Hey SOL..
To answer your questions:
1. Sending x,y angle, UID, and name every game tick is fine for a LAN game. Other than that, it causes too much network traffic for internet clients that don't support lots of bandwidth. There are a couple of solutions:
a. Send updates less often and then use a lerp to smooth movement. I show a simple example of this (lerp) in the netshooter .cap. Either way, over the internet with more than a couple clients..definitely need to send data less often. Valve's engines send updates every 3-4 frames and interpolate (lerp) to smooth the difference.
b. Use the RoundTripTime expression combined with player's speed/angle to "predict" their path/location. For example, send a packet that says "player 1 pressed the up arrow at angle X w/ velocity Y". Knowing that you can predict how fast he will be traveling and path is will take without ever getting new updates (i.e. if you know the player is traveling in a straight line then it makes no sense to send updates every tick for a path along that line). Having the RoundTripTime you will know what the lag is and can compensate (took 100 ms for packet to get to you so player is already moved further along that initially. If the remote peer takes their hand off of the up button then you immediately get that message and can predict based again on lag where the player stopped. Every few ticks the server can send the TRUTH out to everybody and everyone will get synchronized again. CAUTION: prediction does have it's shortfalls with games where movement can change rapidly so you have to send out the truth synchronization more frequently
c. Combine sends together vs sending lots of little ones out at a time..not sure if this applies in your case. However, try not to let your packets get bigger than MTU (1500 bytes).

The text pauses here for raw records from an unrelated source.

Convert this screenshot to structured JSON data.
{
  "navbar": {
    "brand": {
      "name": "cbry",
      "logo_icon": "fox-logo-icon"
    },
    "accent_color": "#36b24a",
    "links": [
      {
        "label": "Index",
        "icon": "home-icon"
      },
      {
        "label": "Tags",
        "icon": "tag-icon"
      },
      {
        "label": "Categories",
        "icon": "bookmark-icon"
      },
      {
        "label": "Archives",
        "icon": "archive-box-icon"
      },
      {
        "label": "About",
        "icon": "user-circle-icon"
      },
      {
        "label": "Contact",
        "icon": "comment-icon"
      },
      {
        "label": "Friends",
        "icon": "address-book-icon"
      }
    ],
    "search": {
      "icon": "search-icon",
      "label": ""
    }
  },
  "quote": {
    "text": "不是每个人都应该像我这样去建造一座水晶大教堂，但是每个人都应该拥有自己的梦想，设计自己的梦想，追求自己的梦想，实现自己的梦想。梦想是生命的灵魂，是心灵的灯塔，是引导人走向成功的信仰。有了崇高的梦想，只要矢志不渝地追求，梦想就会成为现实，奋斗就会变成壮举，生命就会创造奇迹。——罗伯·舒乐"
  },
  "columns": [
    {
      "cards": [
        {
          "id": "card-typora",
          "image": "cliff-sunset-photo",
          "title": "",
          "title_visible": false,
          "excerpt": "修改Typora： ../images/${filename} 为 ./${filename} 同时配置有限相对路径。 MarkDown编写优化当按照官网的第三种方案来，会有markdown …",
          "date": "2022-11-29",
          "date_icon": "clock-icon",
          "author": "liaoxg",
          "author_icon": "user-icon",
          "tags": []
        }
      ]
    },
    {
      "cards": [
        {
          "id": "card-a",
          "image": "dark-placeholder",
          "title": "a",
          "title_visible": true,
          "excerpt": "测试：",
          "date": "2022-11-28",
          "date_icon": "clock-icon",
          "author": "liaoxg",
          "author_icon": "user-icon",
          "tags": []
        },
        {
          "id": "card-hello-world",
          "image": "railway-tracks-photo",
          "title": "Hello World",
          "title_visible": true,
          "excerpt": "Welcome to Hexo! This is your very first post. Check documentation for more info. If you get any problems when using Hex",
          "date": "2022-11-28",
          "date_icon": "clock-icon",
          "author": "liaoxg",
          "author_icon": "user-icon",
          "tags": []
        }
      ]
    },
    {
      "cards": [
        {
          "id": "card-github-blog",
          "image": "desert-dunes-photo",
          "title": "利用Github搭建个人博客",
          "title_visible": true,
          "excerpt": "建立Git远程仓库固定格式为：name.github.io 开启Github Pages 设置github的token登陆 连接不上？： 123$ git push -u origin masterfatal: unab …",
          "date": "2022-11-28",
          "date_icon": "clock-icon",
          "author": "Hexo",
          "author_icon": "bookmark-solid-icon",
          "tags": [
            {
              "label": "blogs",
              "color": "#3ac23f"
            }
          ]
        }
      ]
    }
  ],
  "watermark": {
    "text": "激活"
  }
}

d. Reduce the size of the packets through serialization. * This is not implemented in the plugin currently so I should be able to reduce bandwidth consumption by about 25% or so. Only problem with this method is that the way network data is constructed must change. Instead of being able to do a: playernum & : & angle &... I would have to define parameters that you would add like: param1 = int with playernum....kinda like the function object. This is a massive change to the plugin and I probably would fork the source and build up a new version.
2. Laggyness building over time. I'm not sure if it is a memory leak in the plugin as the core library ENET supports games with hundreds of players. Here is my guess with what is happening...you are sending out packets every tick..at first clients are able to handle things ok, but after a while packets start stacking up, ENET's automatic load handling takes over and starts dropping unrealiable packets (your x,y position packets) to help guarantee the reliable ones make it through. The more packets stack up the more that ENET will drop to maintain bandwidth levels.
Try doing an experiment and only send data once every 5 game ticks. See if the laggyness increases the same over time.